Over the next few weeks, SEC Country will take Auburn football fans to Summer School. Each session will focus on one position on Auburn’s 2018 roster, finding answers from spring practice and looking ahead to what might be the biggest questions for the fall.
Let’s continue with the slot wide receiver positions.
- Will Hastings (senior — out indefinitely with torn ACL)
- Ryan Davis (senior)
- Noah Igbinoghene (sophomore)
- BIG SLOT/9/Y
- Nate Craig-Myers (junior)
- Marquis McClain (sophomore)
- Sal Cannella (junior)
- Seth Williams (freshman — summer arrival)
Answers from spring practice
How will Auburn deal with the absence of Will Hastings?
Shortly after Eli Stove went down with an ACL injury in March, the same thing happened to Will Hastings. While he wasn’t a high-volume target for Auburn (1.9 receptions per game in 2017), he could create big plays in an instant with his trademark double moves (20.19 yards per catch and 4 touchdowns in 2017).
When asked about how Auburn would deal with the loss of Stove and Hastings, offensive coordinator Chip Lindsey mentioned that the Tigers “can play with a bigger set.” That is the most likely scenario, as Davis getting more reps at flanker in Stove’s absence opens the door for the big slot to be the most-used third receiver in Auburn’s standard formations.
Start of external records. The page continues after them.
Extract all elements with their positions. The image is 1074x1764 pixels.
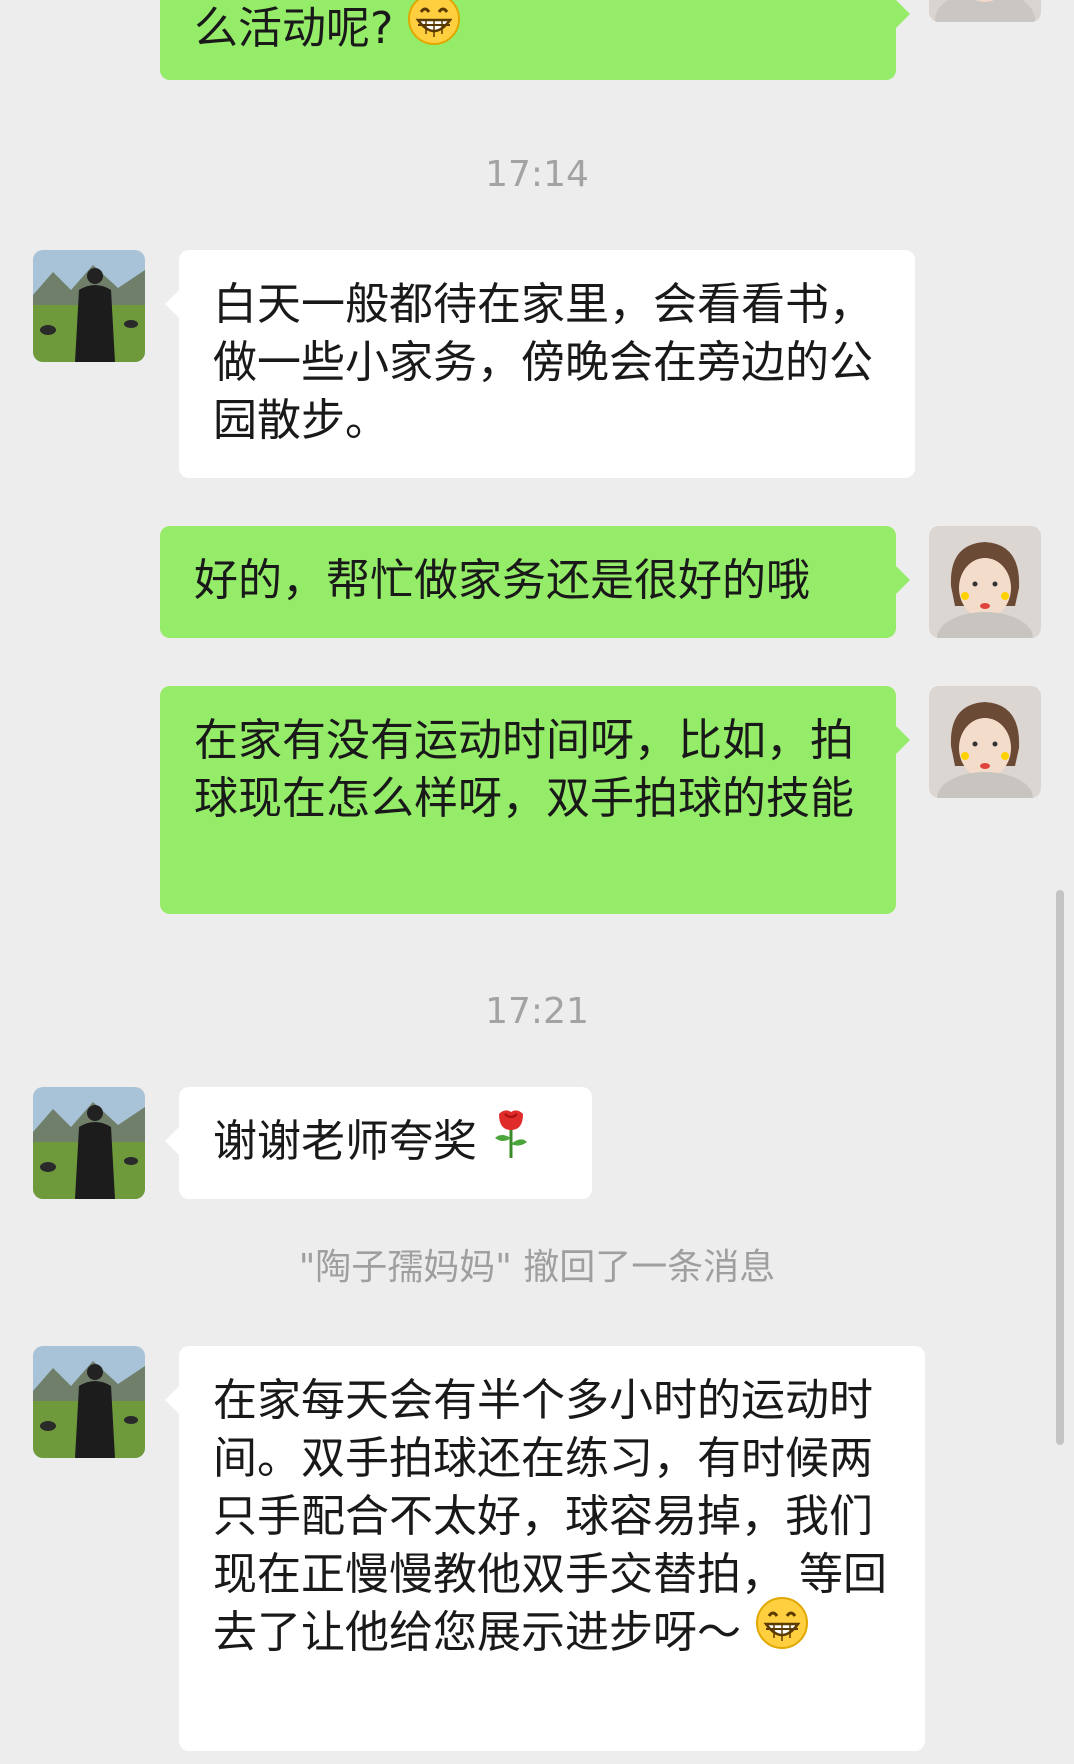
message-text: 谢谢老师夸奖	[213, 1116, 477, 1167]
scrollbar[interactable]	[1056, 890, 1064, 1445]
message-text: 么活动呢?	[194, 3, 394, 54]
message-bubble-sent[interactable]: 在家有没有运动时间呀，比如，拍球现在怎么样呀，双手拍球的技能	[160, 686, 910, 914]
self-avatar[interactable]	[929, 526, 1041, 638]
chat-area[interactable]: 么活动呢? 17:14 白天一般都待在家里，会看看书，做一些小家务，傍晚会在旁边…	[0, 0, 1074, 1764]
message-bubble-received[interactable]: 在家每天会有半个多小时的运动时间。双手拍球还在练习，有时候两只手配合不太好，球容…	[165, 1346, 925, 1751]
grinning-face-icon	[755, 1596, 809, 1665]
message-text: 好的，帮忙做家务还是很好的哦	[194, 555, 810, 606]
contact-avatar[interactable]	[33, 1346, 145, 1458]
self-avatar[interactable]	[929, 686, 1041, 798]
message-bubble-sent[interactable]: 好的，帮忙做家务还是很好的哦	[160, 526, 910, 638]
recall-notice: "陶子孺妈妈" 撤回了一条消息	[298, 1247, 776, 1288]
message-bubble-received[interactable]: 谢谢老师夸奖	[165, 1087, 592, 1199]
timestamp: 17:14	[485, 154, 589, 195]
contact-avatar[interactable]	[33, 1087, 145, 1199]
self-avatar[interactable]	[929, 0, 1041, 22]
contact-avatar[interactable]	[33, 250, 145, 362]
message-bubble-received[interactable]: 白天一般都待在家里，会看看书，做一些小家务，傍晚会在旁边的公园散步。	[165, 250, 915, 478]
rose-icon	[491, 1104, 531, 1175]
message-text: 在家有没有运动时间呀，比如，拍球现在怎么样呀，双手拍球的技能	[194, 715, 854, 824]
message-text: 白天一般都待在家里，会看看书，做一些小家务，傍晚会在旁边的公园散步。	[213, 279, 873, 446]
timestamp: 17:21	[485, 991, 589, 1032]
message-bubble-sent[interactable]: 么活动呢?	[160, 0, 910, 80]
grinning-face-icon	[407, 0, 461, 61]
Will Auburn get the ball more to Nate Craig-Myers in 2018?
The spring signaled a new confidence in Craig-Myers, the former top-100 recruit who has had only 20 catches in his first two seasons on the Plains. Craig-Myers said he felt the Tigers are “finally believing in me,” and there seemed to be a concerted effort from the coaching staff toward creating more plays downfield for the big-bodied receiver.
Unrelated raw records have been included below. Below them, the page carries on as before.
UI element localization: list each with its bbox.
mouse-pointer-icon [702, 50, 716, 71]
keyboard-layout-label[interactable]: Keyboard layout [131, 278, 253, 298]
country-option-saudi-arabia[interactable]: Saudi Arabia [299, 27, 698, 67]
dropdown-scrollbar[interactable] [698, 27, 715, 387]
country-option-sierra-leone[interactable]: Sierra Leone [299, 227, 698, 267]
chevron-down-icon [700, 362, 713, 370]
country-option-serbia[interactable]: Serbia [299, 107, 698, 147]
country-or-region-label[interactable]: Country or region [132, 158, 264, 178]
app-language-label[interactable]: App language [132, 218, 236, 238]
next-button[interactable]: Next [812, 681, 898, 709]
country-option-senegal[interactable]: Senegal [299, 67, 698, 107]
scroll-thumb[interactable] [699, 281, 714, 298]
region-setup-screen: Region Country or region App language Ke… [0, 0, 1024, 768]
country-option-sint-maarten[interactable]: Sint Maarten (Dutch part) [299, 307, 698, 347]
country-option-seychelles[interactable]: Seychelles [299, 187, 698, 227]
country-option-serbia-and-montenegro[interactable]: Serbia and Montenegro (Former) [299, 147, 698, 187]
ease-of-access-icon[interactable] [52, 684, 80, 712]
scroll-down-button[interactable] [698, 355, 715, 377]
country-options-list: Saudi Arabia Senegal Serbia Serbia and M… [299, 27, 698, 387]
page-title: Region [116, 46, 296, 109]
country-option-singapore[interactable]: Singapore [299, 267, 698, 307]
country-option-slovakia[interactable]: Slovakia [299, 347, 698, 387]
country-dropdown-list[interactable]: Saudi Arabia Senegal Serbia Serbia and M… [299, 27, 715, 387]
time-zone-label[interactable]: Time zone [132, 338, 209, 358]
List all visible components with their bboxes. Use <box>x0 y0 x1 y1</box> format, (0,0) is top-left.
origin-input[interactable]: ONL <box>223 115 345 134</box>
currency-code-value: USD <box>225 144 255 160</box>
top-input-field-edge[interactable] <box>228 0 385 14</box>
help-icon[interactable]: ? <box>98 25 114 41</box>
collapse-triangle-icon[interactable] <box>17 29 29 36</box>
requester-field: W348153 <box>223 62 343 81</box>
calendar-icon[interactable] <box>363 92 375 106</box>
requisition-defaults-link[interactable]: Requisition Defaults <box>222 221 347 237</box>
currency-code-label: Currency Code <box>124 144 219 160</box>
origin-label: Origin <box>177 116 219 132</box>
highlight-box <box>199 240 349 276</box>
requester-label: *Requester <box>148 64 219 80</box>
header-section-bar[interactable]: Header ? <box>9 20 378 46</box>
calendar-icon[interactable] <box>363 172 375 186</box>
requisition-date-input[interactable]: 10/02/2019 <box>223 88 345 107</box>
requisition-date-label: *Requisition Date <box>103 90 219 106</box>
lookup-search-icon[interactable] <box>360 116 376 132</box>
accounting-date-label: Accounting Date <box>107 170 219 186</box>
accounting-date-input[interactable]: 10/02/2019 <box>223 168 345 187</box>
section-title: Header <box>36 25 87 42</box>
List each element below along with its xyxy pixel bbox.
With Stove and Hastings out, Craig-Myers becomes one of the most productive returning receivers on the roster, even though his stats haven’t lived up to early expectations. That could change in 2018, as he’ll have another year to do damage over the middle of the field with a more experienced Jarrett Stidham at quarterback.
Numbers to know
24: Craig-Myers was targeted only 24 times last season in the passing game. That ranked behind running back Kerryon Johnson and was fifth among Auburn receivers.
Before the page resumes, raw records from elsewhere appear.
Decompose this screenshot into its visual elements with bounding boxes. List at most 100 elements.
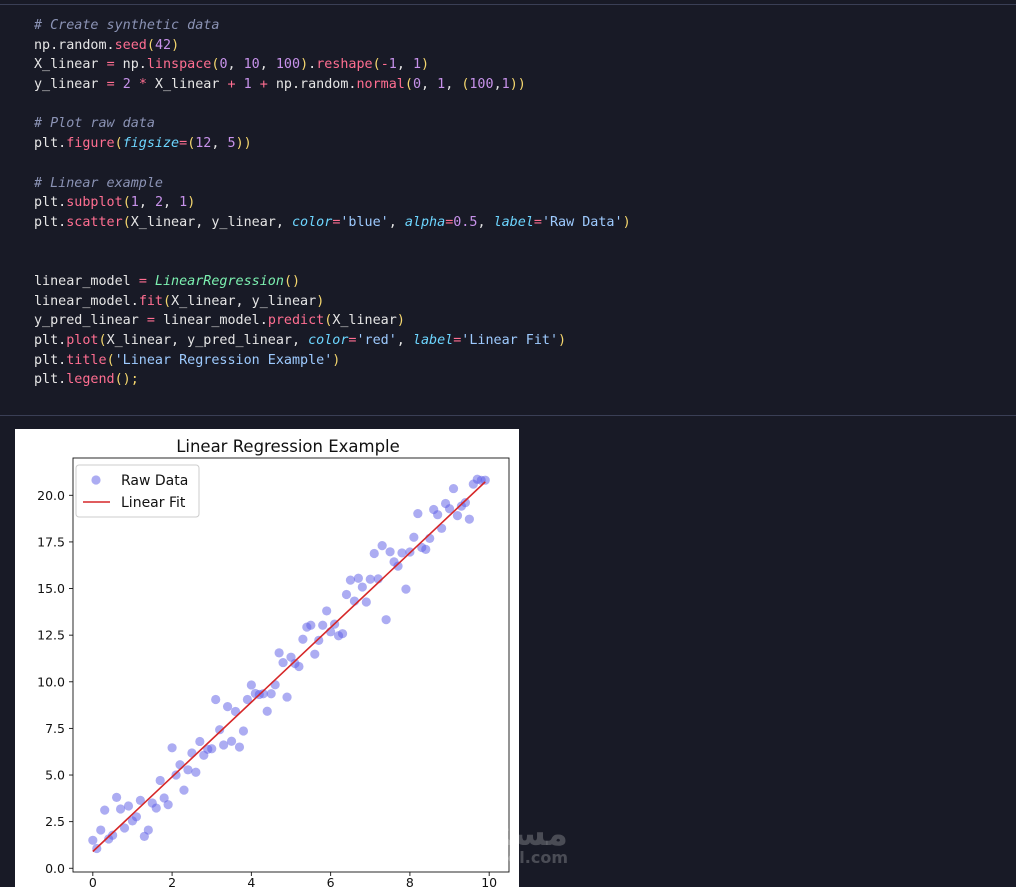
code-token: plt. bbox=[34, 136, 67, 152]
legend-label-linear-fit: Linear Fit bbox=[121, 495, 186, 511]
code-token: 100 bbox=[275, 57, 301, 73]
code-token: = bbox=[533, 214, 542, 230]
x-tick-label: 0 bbox=[89, 875, 97, 887]
code-line[interactable]: plt.figure(figsize=(12, 5)) bbox=[34, 134, 631, 154]
code-token: 12 bbox=[195, 136, 212, 152]
code-token: reshape bbox=[316, 57, 373, 73]
code-token: ) bbox=[316, 293, 325, 309]
legend-marker-raw-data bbox=[91, 475, 101, 485]
code-token: ( bbox=[163, 293, 172, 309]
code-token: 100 bbox=[469, 77, 494, 93]
data-point bbox=[167, 743, 177, 753]
code-cell[interactable]: # Create synthetic data np.random.seed(42… bbox=[0, 5, 1016, 410]
code-token: ) bbox=[622, 214, 631, 230]
y-tick-label: 5.0 bbox=[45, 768, 65, 783]
data-point bbox=[433, 510, 443, 520]
code-line[interactable]: y_linear = 2 * X_linear + 1 + np.random.… bbox=[34, 75, 631, 95]
code-line[interactable]: linear_model = LinearRegression() bbox=[34, 272, 631, 292]
code-token: y_linear bbox=[34, 77, 107, 93]
code-line[interactable] bbox=[34, 154, 631, 174]
data-point bbox=[115, 804, 126, 814]
y-tick-label: 0.0 bbox=[45, 861, 65, 876]
code-token: 1 bbox=[412, 57, 421, 73]
code-line[interactable]: plt.scatter(X_linear, y_linear, color = 'b… bbox=[34, 213, 631, 233]
data-point bbox=[369, 548, 379, 559]
code-line[interactable]: plt.title('Linear Regression Example') bbox=[34, 351, 631, 371]
code-line[interactable]: # Linear example bbox=[34, 174, 631, 194]
code-token: seed bbox=[114, 37, 147, 53]
code-token: plt. bbox=[34, 214, 67, 230]
code-line[interactable]: plt.legend(); bbox=[34, 370, 631, 390]
code-line[interactable]: linear_model.fit(X_linear, y_linear) bbox=[34, 292, 631, 312]
code-token: X_linear, y_linear bbox=[171, 293, 317, 309]
code-token: alpha bbox=[404, 214, 446, 230]
code-line[interactable] bbox=[34, 252, 631, 272]
code-token: () bbox=[283, 273, 301, 289]
code-token: 'blue' bbox=[340, 214, 389, 230]
code-token: subplot bbox=[66, 195, 123, 211]
data-point bbox=[262, 706, 272, 716]
code-line[interactable]: # Plot raw data bbox=[34, 114, 631, 134]
code-token: np. bbox=[114, 57, 147, 73]
data-point bbox=[385, 547, 395, 557]
data-point bbox=[357, 582, 367, 592]
data-point bbox=[274, 648, 284, 658]
code-token: linear_model. bbox=[34, 293, 139, 309]
code-line[interactable]: X_linear = np.linspace (0, 10, 100).resha… bbox=[34, 55, 631, 75]
code-token: X_linear bbox=[34, 57, 107, 73]
data-point bbox=[187, 748, 197, 758]
data-point bbox=[112, 792, 122, 803]
code-token: figure bbox=[66, 136, 115, 152]
code-token: plt. bbox=[34, 333, 67, 348]
code-token: , bbox=[396, 57, 413, 73]
x-tick-label: 8 bbox=[406, 875, 414, 887]
code-token: normal bbox=[356, 77, 405, 93]
code-token: ) bbox=[421, 57, 430, 73]
code-token: legend bbox=[66, 372, 115, 388]
x-tick-label: 2 bbox=[168, 875, 176, 887]
code-token: ( bbox=[372, 57, 381, 73]
x-tick-label: 4 bbox=[247, 875, 255, 887]
data-point bbox=[306, 620, 316, 630]
code-line[interactable]: plt.plot(X_linear, y_pred_linear, color=… bbox=[34, 331, 631, 351]
code-token: ) bbox=[187, 195, 196, 211]
code-line[interactable]: # Create synthetic data bbox=[34, 16, 631, 36]
linear-fit-line bbox=[92, 481, 486, 853]
data-point bbox=[211, 694, 221, 705]
data-point bbox=[361, 597, 371, 607]
code-token: , bbox=[493, 77, 502, 93]
code-line[interactable]: y_pred_linear = linear_model.predict(X_l… bbox=[34, 311, 631, 331]
code-token: ( bbox=[122, 214, 131, 230]
x-tick-label: 10 bbox=[481, 875, 497, 887]
code-line[interactable]: plt.subplot(1, 2, 1) bbox=[34, 193, 631, 213]
code-token: figsize bbox=[122, 136, 180, 152]
code-token: fit bbox=[138, 293, 163, 309]
code-token: # Linear example bbox=[34, 175, 163, 191]
code-token: = bbox=[146, 313, 155, 329]
data-point bbox=[377, 541, 387, 551]
data-point bbox=[195, 736, 205, 747]
data-point bbox=[421, 544, 431, 554]
code-token: scatter bbox=[66, 214, 123, 230]
data-point bbox=[179, 785, 189, 795]
data-point bbox=[151, 803, 161, 813]
code-line[interactable] bbox=[34, 233, 631, 253]
y-tick-label: 12.5 bbox=[37, 628, 65, 643]
data-point bbox=[246, 680, 256, 690]
data-point bbox=[278, 657, 288, 668]
code-line[interactable] bbox=[34, 95, 631, 115]
data-point bbox=[341, 589, 352, 600]
data-point bbox=[238, 726, 249, 736]
code-token: 1 bbox=[179, 195, 188, 211]
code-line[interactable]: np.random.seed(42) bbox=[34, 36, 631, 56]
code-token: )) bbox=[235, 136, 252, 152]
data-point bbox=[381, 615, 391, 625]
code-token: 5 bbox=[227, 136, 236, 152]
data-point bbox=[464, 514, 474, 524]
data-point bbox=[183, 765, 193, 775]
data-point bbox=[353, 573, 363, 583]
code-editor[interactable]: # Create synthetic data np.random.seed(42… bbox=[34, 16, 631, 390]
y-tick-label: 20.0 bbox=[37, 488, 65, 503]
code-token: label bbox=[412, 333, 454, 348]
66.7: Auburn’s success rate on plays that ended with receptions by Craig-Myers, per Football Study Hall, was 66.7 percent in 2017. That was the highest mark of any Auburn receiver with at least 10 receptions last season.
Questions for the fall
How will the newcomers factor into the slot positions?
Auburn has options at the big slot position, but Williams could make a move down the middle. He has the size and the athleticism for that role, and the Tigers didn’t get much production out of either Marquis McClain or Sal Cannella last season. New blood could be just what Auburn needs behind Craig-Myers.
If Auburn uses smaller slot receivers in four-wide sets, opportunities will be there for several freshmen. Shedrick Jackson has the versatility but was limited by injury in spring practice. Anthony Schwartz could see time there if he doesn’t stay exclusively at the speed sweep role of flanker. And then there’s the intrigue of running backs Shaun Shivers and Harold Joiner — two vastly different players who have both said they could play in the slot early in their careers.
How will the four-wide sets look?
Auburn went with four wide receivers more often in 2017 than it had in any other season under Gus Malzahn. Those sets included both a traditional slot receiver and a big slot receiver. Without Hastings and Stove, those formations might be works in progress early in the season.
If Davis lines up in the slot, who will be the flanker? Can Auburn trust a converted running back such as Barrett or a newcomer to be a strong route runner in obvious passing situations? Those questions will have to be answered in fall camp and beyond as the receiving group gets to full strength with Hastings and Stove.